At time of alloHSCT, median age was 59 years (range 21-84); 55/71 (77%) pts. were male. Median time between diagnosis of AdvSM and alloHSCT was 1.2 years (range 0.1-16.7). Pts. were grouped into (i) aggressive systemic mastocytosis (ASM, n=6) and SM with an associated hematological neoplasm (SM-AHN, n=24), totaling 30/71 (42%) ASM/SM-AHN pts., (ii) SM with an associated acute myeloid leukemia (SM-AML; 28/71, 39%) and (iii) mast cell leukemia ± AHN (MCL±AHN; 13/71, 18%).

The median follow-up time after alloHSCT was 1.4 years (range 0-20.4). PFS and OS were 52% (SD ± 6.1%) and 62% (SD ± 5.9%) at 1 year, and 39% (SD ± 6.3%) and 50% (SD ± 6.2%) at 3 years. Discrimination between the three cohorts allowed a three-tier risk stratification (median PFS, 4.5 vs. 0.7 vs. 0.3 years, P<0.001; median OS, 9.0 vs. 3.3 vs. 0.9 years, P=0.007, Figure 1).

Overall non-relapse mortality rate was 30% (21/71) including infectious complications in 8/21 (38%), GvHD in 1/21 (5%), cardiotoxicity in 1/21 (5%) and ‘combinations/not further specified’ in 11/21 (52%) pts.
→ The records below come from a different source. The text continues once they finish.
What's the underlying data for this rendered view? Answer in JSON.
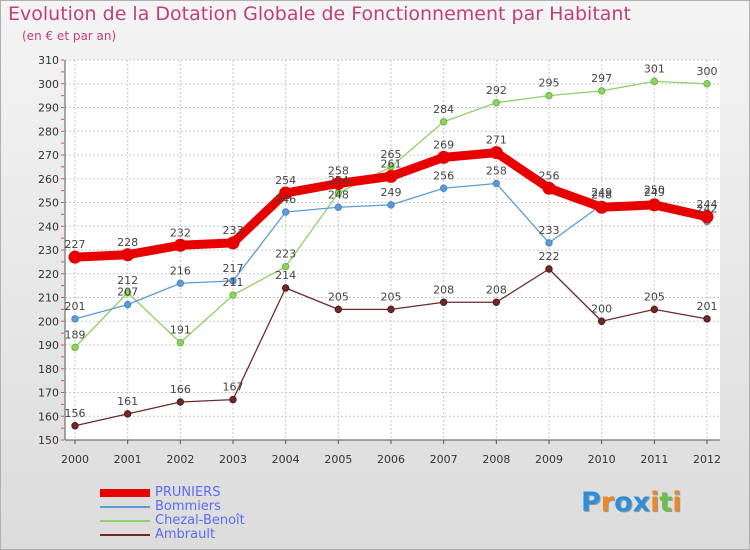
{
  "title": "Evolution de la Dotation Globale de Fonctionnement par Habitant",
  "subtitle": "(en € et par an)",
  "logo": {
    "text": "Proxiti",
    "letters": [
      "P",
      "r",
      "o",
      "x",
      "i",
      "t",
      "i"
    ],
    "colors": [
      "#2d8fd8",
      "#e8892c",
      "#2d8fd8",
      "#2d8fd8",
      "#e8892c",
      "#6cc04a",
      "#e8892c"
    ]
  },
  "chart_data": {
    "type": "line",
    "title": "Evolution de la Dotation Globale de Fonctionnement par Habitant",
    "subtitle": "(en € et par an)",
    "xlabel": "",
    "ylabel": "",
    "x": [
      "2000",
      "2001",
      "2002",
      "2003",
      "2004",
      "2005",
      "2006",
      "2007",
      "2008",
      "2009",
      "2010",
      "2011",
      "2012"
    ],
    "ylim": [
      150,
      310
    ],
    "yticks": [
      150,
      160,
      170,
      180,
      190,
      200,
      210,
      220,
      230,
      240,
      250,
      260,
      270,
      280,
      290,
      300,
      310
    ],
    "grid": true,
    "legend_position": "bottom-left",
    "series": [
      {
        "name": "PRUNIERS",
        "color": "#e80000",
        "values": [
          227,
          228,
          232,
          233,
          254,
          258,
          261,
          269,
          271,
          256,
          248,
          249,
          244
        ]
      },
      {
        "name": "Bommiers",
        "color": "#5b9bd5",
        "values": [
          201,
          207,
          216,
          217,
          246,
          248,
          249,
          256,
          258,
          233,
          249,
          250,
          242
        ]
      },
      {
        "name": "Chezal-Benoît",
        "color": "#8fd16a",
        "values": [
          189,
          212,
          191,
          211,
          223,
          254,
          265,
          284,
          292,
          295,
          297,
          301,
          300
        ]
      },
      {
        "name": "Ambrault",
        "color": "#6e2a2a",
        "values": [
          156,
          161,
          166,
          167,
          214,
          205,
          205,
          208,
          208,
          222,
          200,
          205,
          201
        ]
      }
    ]
  }
}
The 100-day non-relapse mortality was 8% (6/71; ASM/SM-AHN, 0/30; SM-AML, 4/28, 14%; MCL±AHN, 2/13, 15%).

OS was associated with response status of SM (17/41, 41%; median OS 4.6 vs. 1.1 years, P=0.029) or AHN (26/43, 60%, median OS not reached vs. 0.4 years, P=0.003) prior to alloHSCT (Figure 2). Univariable analyses revealed absence of a KIT D816V mutation (HR 2.9 [1.2-6.5], P<0.001) and a complex karyotype (HR 4.2 [1.8-10.0], P=0.016) as adverse prognostic factors regarding OS. PFS was significantly impacted by diagnosis of MCL±AHN (HR 3.5 [1.7-7.5], P<0.001), absence of a KIT D816V mutation (HR 2.5 [1.2-5.4], presence of a complex karyotype (HR 4.2 [1.8-10.0], P=0.016), P=0.021) and absence of the use of tyrosine kinase inhibitors prior to alloHSCT (HR 0.461 [0.249-0.854], P=0.014). In contrast, HLA match (complete vs. incomplete), type of conditioning (myeloablative vs. dose-reduced intensity), use of total body irradiation (≥8 Gy yes vs. no) or the transplantation at high volume centers (≥7 patients yes vs. no) were not associated with significant differences in PFS or OS.
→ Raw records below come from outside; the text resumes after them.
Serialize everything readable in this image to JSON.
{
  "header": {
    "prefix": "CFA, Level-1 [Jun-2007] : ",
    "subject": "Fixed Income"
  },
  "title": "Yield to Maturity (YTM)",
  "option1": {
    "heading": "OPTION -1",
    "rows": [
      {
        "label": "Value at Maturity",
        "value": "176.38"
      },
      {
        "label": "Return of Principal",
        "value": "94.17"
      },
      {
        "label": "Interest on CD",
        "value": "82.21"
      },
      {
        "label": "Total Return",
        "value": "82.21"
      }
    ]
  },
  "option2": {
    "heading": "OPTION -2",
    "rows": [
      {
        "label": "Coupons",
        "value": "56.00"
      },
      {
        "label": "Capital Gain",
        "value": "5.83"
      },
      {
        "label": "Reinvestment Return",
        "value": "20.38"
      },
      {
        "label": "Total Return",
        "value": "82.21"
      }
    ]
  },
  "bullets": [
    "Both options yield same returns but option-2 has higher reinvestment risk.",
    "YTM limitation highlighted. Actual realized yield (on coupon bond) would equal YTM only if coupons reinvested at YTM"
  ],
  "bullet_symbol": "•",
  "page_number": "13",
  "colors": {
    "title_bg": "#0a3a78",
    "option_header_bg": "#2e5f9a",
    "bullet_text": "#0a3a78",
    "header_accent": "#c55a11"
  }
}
During or after alloHSCT, 30/71 (42%) pts. showed either refractory (9/71, 13%) or relapsed (21/71, 29%) disease (R/R), being highest among MCL±AHN pts. (11/13, 85%; ASM/SM-AHN, 9/30, 30%; SM-AML, 10/28, 36%; P=0.002). R/R SM was predominantly observed in MCL±AHN (10/11, 91%) while R/R AHN was higher in SM-AML patients (6/10, 60%) and ASM/SM-AHN (5/9, 56%).

The median time to relapse was 0.6 years (range 0.1-4.5). Post alloHSCT, a response to various treatment regimens was achieved in 13/30 (43%) pts. (ASM/SM-AHN, 3/9, 33%; SM-AML, 5/10, 50%; MCL±AHN, 5/11, 45%) with highest response rates in 9 pts. receiving midostaurin and/or avapritinib (7/9, 78%).

Conclusions

In pts. with AdvSM eligible for alloHSCT, i) baseline characteristics affect outcome of alloHSCT more than specific transplant procedures, ii) alloHSCT should not be performed in pts. without response prior to alloHSCT and iii) post-alloHSCT strategies such as preemptive or residual disease guided maintenance therapy should be considered to improve post-alloHSCT outcome.